So, what’s ergodic theory all about?

The idea is that we are given a system together with some operation {T} on it. For instance, {T} could be a homeomorphism of a topological space, i.e. a discrete dynamical system. We are interested in studying the iterates of this process. In many case, averaging over the iterates of this process yields in the limit something that is actually invariant under this process.

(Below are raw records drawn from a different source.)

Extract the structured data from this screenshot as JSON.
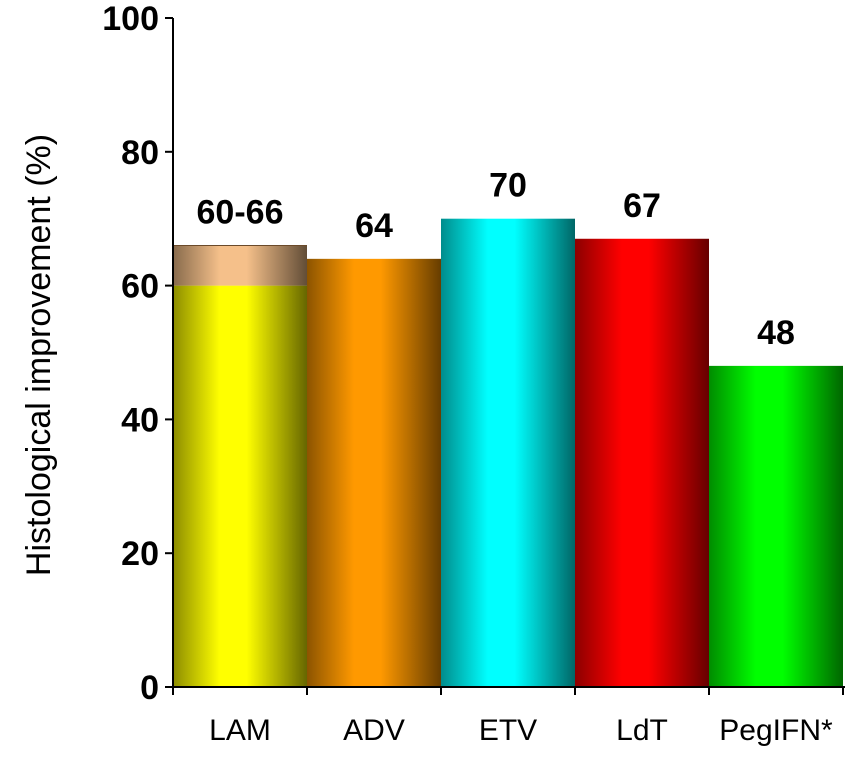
{
  "chart_data": {
    "type": "bar",
    "ylabel": "Histological improvement  (%)",
    "ylim": [
      0,
      100
    ],
    "yticks": [
      0,
      20,
      40,
      60,
      80,
      100
    ],
    "grid": false,
    "categories": [
      "LAM",
      "ADV",
      "ETV",
      "LdT",
      "PegIFN*"
    ],
    "values": [
      60,
      64,
      70,
      67,
      48
    ],
    "range_top": [
      66,
      null,
      null,
      null,
      null
    ],
    "data_labels": [
      "60-66",
      "64",
      "70",
      "67",
      "48"
    ],
    "colors": [
      "#ffff00",
      "#ff9900",
      "#00ffff",
      "#ff0000",
      "#00ff00"
    ],
    "range_color": "#f5c08a"
  }
}
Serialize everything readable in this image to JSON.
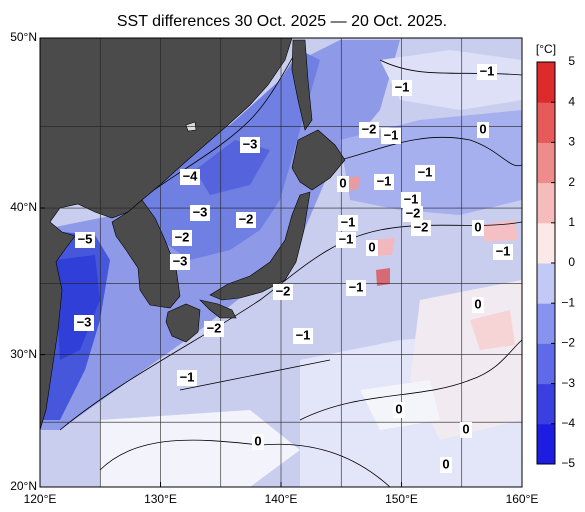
{
  "title": "SST differences 30 Oct. 2025 — 20 Oct. 2025.",
  "extent": {
    "lon": [
      120,
      160
    ],
    "lat": [
      20,
      50
    ]
  },
  "lon_ticks": [
    {
      "value": 120,
      "label": "120°E"
    },
    {
      "value": 130,
      "label": "130°E"
    },
    {
      "value": 140,
      "label": "140°E"
    },
    {
      "value": 150,
      "label": "150°E"
    },
    {
      "value": 160,
      "label": "160°E"
    }
  ],
  "lat_ticks": [
    {
      "value": 20,
      "label": "20°N"
    },
    {
      "value": 30,
      "label": "30°N"
    },
    {
      "value": 40,
      "label": "40°N"
    },
    {
      "value": 50,
      "label": "50°N"
    }
  ],
  "gridlines": {
    "lon": [
      125,
      130,
      135,
      140,
      145,
      150,
      155
    ],
    "lat": [
      25,
      30,
      35,
      40,
      45
    ]
  },
  "colorbar": {
    "unit": "[°C]",
    "lim": [
      -5,
      5
    ],
    "ticks": [
      5,
      4,
      3,
      2,
      1,
      0,
      {
        "value": -1,
        "label": "−1"
      },
      {
        "value": -2,
        "label": "−2"
      },
      {
        "value": -3,
        "label": "−3"
      },
      {
        "value": -4,
        "label": "−4"
      },
      {
        "value": -5,
        "label": "−5"
      }
    ],
    "colors": [
      "#1c1ce3",
      "#3a3fe0",
      "#5e6ae8",
      "#8793ef",
      "#c3c9f6",
      "#fde8e8",
      "#f6bcbc",
      "#ee8c8c",
      "#e65a5a",
      "#dd2a2a"
    ]
  },
  "contour_labels": [
    "−1",
    "−1",
    "−2",
    "−1",
    "0",
    "−3",
    "−4",
    "−1",
    "0",
    "−1",
    "−1",
    "−3",
    "−2",
    "−2",
    "−2",
    "−1",
    "−2",
    "−5",
    "0",
    "−1",
    "0",
    "−3",
    "−1",
    "−1",
    "−2",
    "0",
    "−2",
    "−3",
    "−1",
    "−1",
    "0",
    "0",
    "0",
    "0"
  ]
}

For instance, suppose {T} is a measure-preserving transformation of a measure space {(X, \mu)} (which means if {E} is measurable, then so is {T^{-1}(E)} and {\mu(T^{-1}(E)) = \mu(E)}). How might one arise? Well, suppose {M} is a compact symplectic manifold, {X} a Hamiltonian vector field, and {dV} the volume form. Then the flows {\phi_t: M \rightarrow M} of {X} leave invariant the volume form {dV}, so any such diffeomorphism {\phi_t} is a measure-preserving transformation of the measure induced by the volume form. Anyway, back to the general story. Then the action of {T} on a function {f} is given by

\displaystyle Tf(x) := f(T(x)).

The Birkhoff ergodic theorem states that the averages

\displaystyle \frac{1}{N} \sum_{i=0}^{N-1} T^i f

converge a.e. to a function invariant under {T}, provided {f \in L^1(\mu)}. In many interesting cases, the invariant limit will actually be constant a.e. For instance, this is guaranteed if the transformation {T} is ergodic, i.e. has no nontrivial invariant subsets. There are many spectacular applications to number theory of this result, e.g. the existence of Khintchine’s constant. Cf. also this post of Harrison Brown.

Today, I’d like to talk about a simpler result in functional analysis. The idea is to replace {f \in L^1(\mu)} with {f \in L^2(\mu)}, and a.e. convergence with {L^2} convergence. It turns out that the reason for this is to work more generally with operators in Hilbert spaces.

This is the von Neumann ergodic theorem:

Theorem 1

Let {U} be a unitary operator on a Hilbert space {H}. Consider the closed subspace {F} of vectors of {H} left invariant by {H}, and let {P: H \rightarrow F} be the orthogonal projection. Then for all {h \in H},\displaystyle \lim_{N \rightarrow \infty} \frac{1}{N} \sum_{i=0}^{N-1} U^i h = Ph .



The proof of this result is actually extremely simple: decompose {H} into two parts, and verify the claim for each!

One of these components is {F}. The other is the closed span {W} of {\{Ug - g\}_{g \in H}}. I claim that {H = F \oplus W}. It will be easy to verify the theorem for {h \in F} or {W}. Suppose now {f \in F}. Then for all {g \in H}:

\displaystyle ( Ug - g, f) = ( Ug, f) - (g, f) = (g,Uf)-(g,f) =(g,f)-(g,f)=0

which shows that {W \subset F^{\perp}}. Conversely, if {x \in W^{\perp}}, then for any {g \in H}

\displaystyle ( Ux - x, g) =(x, Ug - g) = 0

by assumption, proving {x \in F}.

Now we will prove the equality for both subspaces {F,W}.

First, for vectors {h} in {W}, the result is seen as follows. The limit on the left is zero by a telescoping type argument. Also, {Ph =0 }, because {F} and {W} are orthogonal.

Now suppose {h \in F}. Then the sum on the left is always {h} since {Uh = h}, and {Ph = h} by assumption as well.